UMUT ETMEK
Hayatımızın bazı dönemlerinde yolunda gitmeyen birçok şey çıkar karşımıza. Çabalarız, çırpınırız ve tüm uğraşlarımıza rağmen yoluna koyamayız işte…Umutsuzluğa kapılır, isyan bayraklarını çekeriz… “Neden bu kadar zor olmak zorunda hayat?” diye sorarız ama biliriz ki cevabı yoktur. Zordur işte, akışına bırakmak gerek…

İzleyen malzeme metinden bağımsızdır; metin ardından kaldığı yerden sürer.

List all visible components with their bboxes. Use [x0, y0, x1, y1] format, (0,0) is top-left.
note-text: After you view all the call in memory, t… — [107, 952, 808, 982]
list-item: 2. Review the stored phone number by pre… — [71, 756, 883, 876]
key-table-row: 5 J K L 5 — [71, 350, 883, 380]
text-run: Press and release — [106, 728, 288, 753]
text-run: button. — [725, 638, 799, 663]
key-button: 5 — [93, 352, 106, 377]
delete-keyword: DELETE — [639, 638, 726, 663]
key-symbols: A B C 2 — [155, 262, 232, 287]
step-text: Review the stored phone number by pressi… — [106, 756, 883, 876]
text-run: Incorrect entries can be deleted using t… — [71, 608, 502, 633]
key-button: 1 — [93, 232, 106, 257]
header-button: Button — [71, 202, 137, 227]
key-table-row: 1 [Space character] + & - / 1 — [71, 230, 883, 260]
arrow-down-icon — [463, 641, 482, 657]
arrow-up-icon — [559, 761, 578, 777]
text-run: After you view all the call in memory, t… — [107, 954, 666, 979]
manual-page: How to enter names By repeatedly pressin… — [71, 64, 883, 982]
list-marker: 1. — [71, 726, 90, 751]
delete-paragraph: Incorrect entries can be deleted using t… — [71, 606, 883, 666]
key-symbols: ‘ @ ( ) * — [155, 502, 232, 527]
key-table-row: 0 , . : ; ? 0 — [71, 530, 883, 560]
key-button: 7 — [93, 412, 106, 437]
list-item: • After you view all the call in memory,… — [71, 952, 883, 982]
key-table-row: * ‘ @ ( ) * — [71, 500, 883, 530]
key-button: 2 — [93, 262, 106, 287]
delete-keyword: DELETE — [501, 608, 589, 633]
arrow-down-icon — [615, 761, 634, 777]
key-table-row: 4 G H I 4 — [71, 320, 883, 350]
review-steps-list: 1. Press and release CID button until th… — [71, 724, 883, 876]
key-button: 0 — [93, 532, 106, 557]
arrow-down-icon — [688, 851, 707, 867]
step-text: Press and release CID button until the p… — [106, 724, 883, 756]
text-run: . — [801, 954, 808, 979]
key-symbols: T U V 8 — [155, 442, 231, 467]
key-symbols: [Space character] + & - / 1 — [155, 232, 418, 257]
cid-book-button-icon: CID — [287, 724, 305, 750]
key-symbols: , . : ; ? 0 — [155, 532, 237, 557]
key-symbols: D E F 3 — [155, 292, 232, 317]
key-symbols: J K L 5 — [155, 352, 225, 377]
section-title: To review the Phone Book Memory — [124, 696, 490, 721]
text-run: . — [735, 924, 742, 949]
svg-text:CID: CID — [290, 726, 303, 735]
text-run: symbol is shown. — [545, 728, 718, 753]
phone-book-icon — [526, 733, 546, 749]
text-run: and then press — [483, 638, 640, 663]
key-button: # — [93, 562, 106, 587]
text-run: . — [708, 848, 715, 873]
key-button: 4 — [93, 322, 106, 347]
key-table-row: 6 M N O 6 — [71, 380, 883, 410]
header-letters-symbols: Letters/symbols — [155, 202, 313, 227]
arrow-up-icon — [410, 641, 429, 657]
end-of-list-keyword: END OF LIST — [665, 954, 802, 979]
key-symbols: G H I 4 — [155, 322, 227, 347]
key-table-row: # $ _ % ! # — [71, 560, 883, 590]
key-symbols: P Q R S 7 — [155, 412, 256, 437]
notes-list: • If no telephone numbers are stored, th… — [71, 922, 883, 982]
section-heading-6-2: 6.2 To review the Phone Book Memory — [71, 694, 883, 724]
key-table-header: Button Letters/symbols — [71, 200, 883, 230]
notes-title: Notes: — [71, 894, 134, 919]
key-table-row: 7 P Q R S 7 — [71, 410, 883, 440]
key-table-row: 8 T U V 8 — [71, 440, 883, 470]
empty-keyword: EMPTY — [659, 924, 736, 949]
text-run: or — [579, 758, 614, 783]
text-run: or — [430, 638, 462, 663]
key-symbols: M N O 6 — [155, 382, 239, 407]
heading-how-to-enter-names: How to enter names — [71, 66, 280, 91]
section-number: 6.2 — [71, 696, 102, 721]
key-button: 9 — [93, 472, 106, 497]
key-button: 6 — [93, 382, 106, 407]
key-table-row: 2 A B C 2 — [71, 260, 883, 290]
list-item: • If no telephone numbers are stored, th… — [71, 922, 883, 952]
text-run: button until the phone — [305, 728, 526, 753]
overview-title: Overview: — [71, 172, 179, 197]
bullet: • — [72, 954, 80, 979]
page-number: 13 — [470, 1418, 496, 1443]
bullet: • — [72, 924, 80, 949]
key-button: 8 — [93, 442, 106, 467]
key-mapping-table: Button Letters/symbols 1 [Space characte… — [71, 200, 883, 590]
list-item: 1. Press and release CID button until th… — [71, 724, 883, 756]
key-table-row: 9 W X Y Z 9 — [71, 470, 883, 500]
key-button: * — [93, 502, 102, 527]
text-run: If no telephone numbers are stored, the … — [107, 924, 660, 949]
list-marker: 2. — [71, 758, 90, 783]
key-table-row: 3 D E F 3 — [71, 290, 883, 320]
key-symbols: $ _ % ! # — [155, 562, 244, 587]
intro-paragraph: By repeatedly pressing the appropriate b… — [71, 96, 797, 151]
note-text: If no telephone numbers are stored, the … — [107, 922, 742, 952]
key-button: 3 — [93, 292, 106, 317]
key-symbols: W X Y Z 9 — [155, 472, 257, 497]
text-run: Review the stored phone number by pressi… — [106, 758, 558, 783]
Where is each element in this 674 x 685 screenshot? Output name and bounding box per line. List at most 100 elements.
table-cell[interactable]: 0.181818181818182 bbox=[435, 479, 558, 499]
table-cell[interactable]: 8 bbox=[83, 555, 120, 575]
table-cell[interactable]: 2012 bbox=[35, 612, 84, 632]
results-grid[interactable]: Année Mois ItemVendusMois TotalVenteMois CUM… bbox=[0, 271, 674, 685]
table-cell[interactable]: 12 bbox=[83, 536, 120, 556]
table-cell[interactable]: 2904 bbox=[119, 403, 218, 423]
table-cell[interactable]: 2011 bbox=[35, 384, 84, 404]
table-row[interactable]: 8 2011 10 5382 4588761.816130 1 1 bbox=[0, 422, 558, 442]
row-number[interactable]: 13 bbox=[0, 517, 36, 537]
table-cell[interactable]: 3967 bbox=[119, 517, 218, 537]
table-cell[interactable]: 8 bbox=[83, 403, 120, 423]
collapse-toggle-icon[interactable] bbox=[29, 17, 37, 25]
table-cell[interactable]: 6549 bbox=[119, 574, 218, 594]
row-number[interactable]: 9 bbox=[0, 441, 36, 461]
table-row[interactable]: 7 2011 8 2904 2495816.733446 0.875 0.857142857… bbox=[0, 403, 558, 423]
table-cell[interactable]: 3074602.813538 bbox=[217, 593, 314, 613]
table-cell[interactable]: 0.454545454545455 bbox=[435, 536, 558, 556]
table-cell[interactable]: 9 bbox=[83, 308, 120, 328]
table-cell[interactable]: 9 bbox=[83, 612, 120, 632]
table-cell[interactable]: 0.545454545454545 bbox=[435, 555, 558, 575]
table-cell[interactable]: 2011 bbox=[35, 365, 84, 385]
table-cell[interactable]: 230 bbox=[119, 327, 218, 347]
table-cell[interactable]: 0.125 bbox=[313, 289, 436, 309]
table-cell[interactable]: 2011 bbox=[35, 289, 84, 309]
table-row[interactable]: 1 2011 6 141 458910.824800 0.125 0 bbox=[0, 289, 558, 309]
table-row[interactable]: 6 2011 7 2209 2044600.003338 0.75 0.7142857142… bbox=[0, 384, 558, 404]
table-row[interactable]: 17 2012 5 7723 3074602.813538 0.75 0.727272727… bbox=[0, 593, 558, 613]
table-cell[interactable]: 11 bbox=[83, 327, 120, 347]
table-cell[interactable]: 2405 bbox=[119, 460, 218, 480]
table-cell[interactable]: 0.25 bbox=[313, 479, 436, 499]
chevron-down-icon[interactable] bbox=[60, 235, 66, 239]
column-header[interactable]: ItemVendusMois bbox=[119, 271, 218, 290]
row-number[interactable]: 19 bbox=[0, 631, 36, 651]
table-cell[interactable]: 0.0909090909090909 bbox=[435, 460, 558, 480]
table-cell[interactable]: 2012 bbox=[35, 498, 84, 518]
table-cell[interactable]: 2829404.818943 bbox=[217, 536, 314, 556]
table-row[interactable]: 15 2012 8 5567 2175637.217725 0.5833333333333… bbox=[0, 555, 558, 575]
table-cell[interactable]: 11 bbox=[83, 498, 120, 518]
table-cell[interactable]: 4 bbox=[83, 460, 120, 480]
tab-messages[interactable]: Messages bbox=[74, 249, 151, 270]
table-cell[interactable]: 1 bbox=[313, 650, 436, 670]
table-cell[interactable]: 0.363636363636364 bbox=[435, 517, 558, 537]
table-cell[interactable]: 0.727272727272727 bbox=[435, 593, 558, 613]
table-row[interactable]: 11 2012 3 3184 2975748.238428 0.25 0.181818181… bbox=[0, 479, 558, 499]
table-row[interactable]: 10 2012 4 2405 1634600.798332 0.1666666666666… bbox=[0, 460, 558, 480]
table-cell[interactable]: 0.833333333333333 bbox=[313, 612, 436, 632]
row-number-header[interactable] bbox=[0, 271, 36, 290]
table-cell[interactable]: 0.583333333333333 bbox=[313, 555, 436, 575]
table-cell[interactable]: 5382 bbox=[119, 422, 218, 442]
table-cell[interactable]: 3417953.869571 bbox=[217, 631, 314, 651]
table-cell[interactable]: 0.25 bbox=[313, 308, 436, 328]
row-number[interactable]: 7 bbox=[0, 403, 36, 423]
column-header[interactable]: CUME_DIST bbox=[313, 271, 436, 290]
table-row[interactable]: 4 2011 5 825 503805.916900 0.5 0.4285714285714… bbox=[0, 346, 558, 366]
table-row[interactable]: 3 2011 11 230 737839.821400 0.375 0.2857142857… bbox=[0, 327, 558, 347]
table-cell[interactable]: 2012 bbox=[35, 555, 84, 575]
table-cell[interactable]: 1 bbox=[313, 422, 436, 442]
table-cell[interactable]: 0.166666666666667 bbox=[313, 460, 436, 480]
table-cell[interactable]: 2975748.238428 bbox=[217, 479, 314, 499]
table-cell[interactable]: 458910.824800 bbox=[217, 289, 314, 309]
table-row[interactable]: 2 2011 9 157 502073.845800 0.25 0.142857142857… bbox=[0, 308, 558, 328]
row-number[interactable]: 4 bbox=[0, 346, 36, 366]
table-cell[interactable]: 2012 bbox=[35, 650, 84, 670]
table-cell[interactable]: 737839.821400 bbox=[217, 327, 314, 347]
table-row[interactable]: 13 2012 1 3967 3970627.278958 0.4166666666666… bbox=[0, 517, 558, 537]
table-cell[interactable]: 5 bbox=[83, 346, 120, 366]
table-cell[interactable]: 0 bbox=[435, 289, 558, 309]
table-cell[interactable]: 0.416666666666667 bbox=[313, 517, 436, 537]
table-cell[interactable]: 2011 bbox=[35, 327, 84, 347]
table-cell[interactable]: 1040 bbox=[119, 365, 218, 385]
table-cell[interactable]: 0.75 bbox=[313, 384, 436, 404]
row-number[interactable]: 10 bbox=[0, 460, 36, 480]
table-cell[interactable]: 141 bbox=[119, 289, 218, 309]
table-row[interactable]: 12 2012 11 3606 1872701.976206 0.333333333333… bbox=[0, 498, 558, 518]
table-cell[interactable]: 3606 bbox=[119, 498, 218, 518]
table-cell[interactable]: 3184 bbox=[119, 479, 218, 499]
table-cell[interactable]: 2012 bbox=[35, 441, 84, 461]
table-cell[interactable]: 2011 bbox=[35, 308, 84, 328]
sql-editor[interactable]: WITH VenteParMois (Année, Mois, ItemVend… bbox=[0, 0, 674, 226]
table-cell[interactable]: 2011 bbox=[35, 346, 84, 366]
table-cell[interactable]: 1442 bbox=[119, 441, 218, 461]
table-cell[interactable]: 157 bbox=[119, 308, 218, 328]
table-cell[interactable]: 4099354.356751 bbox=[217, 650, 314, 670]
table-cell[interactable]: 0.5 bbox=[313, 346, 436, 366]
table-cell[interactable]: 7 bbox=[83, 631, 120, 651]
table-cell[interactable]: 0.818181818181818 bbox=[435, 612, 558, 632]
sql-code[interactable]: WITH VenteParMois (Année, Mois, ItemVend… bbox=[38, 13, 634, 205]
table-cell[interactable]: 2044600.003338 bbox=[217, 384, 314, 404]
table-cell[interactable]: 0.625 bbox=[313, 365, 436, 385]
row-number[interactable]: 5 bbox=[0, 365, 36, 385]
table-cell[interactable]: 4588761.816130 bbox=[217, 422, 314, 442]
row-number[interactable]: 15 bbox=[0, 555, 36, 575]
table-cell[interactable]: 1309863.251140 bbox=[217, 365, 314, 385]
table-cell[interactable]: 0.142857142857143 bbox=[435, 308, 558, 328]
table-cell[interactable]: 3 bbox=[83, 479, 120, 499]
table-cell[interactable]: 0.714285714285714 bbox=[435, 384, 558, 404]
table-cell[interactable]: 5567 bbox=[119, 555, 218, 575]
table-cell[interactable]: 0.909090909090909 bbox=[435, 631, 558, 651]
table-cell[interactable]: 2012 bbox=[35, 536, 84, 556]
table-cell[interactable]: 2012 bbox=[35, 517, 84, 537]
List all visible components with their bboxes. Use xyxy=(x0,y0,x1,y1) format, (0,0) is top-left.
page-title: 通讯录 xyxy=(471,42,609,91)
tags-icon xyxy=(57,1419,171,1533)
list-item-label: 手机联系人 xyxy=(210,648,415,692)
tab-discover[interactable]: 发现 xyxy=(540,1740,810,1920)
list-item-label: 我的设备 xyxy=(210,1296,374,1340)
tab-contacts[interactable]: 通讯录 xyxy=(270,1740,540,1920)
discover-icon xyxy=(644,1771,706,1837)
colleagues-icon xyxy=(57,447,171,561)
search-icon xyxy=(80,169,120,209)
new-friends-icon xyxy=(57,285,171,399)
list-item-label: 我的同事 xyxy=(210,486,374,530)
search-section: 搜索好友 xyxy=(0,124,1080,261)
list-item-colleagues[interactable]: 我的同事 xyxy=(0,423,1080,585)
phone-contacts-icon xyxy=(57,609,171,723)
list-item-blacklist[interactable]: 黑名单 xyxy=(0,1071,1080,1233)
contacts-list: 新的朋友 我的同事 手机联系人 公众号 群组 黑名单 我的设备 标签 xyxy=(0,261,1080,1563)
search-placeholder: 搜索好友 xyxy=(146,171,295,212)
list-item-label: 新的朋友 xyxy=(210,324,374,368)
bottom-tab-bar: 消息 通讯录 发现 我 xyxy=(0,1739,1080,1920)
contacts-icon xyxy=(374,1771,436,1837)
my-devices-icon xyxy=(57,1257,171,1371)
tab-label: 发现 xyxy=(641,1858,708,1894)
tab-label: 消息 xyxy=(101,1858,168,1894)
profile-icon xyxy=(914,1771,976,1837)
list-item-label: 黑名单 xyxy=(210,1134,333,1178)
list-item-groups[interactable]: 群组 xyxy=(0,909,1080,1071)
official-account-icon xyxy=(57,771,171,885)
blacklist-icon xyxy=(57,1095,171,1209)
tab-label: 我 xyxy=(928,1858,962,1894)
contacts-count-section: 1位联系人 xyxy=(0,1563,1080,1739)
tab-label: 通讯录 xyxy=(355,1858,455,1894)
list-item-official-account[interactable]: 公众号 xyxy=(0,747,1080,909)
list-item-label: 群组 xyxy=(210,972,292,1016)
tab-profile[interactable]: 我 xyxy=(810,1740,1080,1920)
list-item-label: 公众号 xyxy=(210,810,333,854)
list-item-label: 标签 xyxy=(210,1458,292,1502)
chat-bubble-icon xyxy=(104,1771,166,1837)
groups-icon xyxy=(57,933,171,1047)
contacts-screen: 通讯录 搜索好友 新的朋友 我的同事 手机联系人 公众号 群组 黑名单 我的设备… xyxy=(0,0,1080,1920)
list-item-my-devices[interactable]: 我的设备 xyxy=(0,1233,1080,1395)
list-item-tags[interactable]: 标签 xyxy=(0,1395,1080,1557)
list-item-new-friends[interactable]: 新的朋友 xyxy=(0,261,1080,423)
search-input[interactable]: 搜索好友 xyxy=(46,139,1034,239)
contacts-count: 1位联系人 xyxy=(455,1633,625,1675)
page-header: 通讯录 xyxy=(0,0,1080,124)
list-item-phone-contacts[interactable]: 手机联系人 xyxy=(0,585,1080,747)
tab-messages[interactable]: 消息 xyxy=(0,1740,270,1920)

Aslında ağaçlar gibiyiz. Umutsuzluğa kapıldığımız o kötü zamanlarda tek tek döküyoruz sararan yapraklarımızı. Bir bakıyoruz sadece kuru dallarımız kalmış. Zannediyoruz ki her şey bitti. Soğuk zor kış günleri kuru dallarımızla geçip gidiyor. Ve bakıyoruz bahar gelmiş, filizlenmeye başlıyor dallarımız, yeniden taze yapraklar çıkartıyor, yenileniyoruz. İşte bunun adı “umut” … Ve yeşeren dallarımıza şarkı söyleyen neşeli kuşlar konuyor, umut daha da çoğalıyor ruhumuzda.
Hepimiz inişli çıkışlı hayatlar yaşıyoruz. Radikal kararlar almamız gereken, hayatımızın gidişatını tümden değiştirmemiz gereken zamanlardan geçiyoruz bazen. Önemli olan inişe geçtiğimiz anların geçici olduğunu hatırlamak ve umutsuzluğa düşmemek… Kocaman evrende kapladığımız alan sadece bir toz tanesi kadar aslında ve milyarlarca insan arasında bizimle aynı ya da daha kötüsünü yaşayan birçok insan… Yalnız olmadığını bilmek bile umut etmek için bir sebep. Hep derim “insan kendi sınırlarını dünyanın sonu zanneder.” Kendi acısı da kendine büyük gelir.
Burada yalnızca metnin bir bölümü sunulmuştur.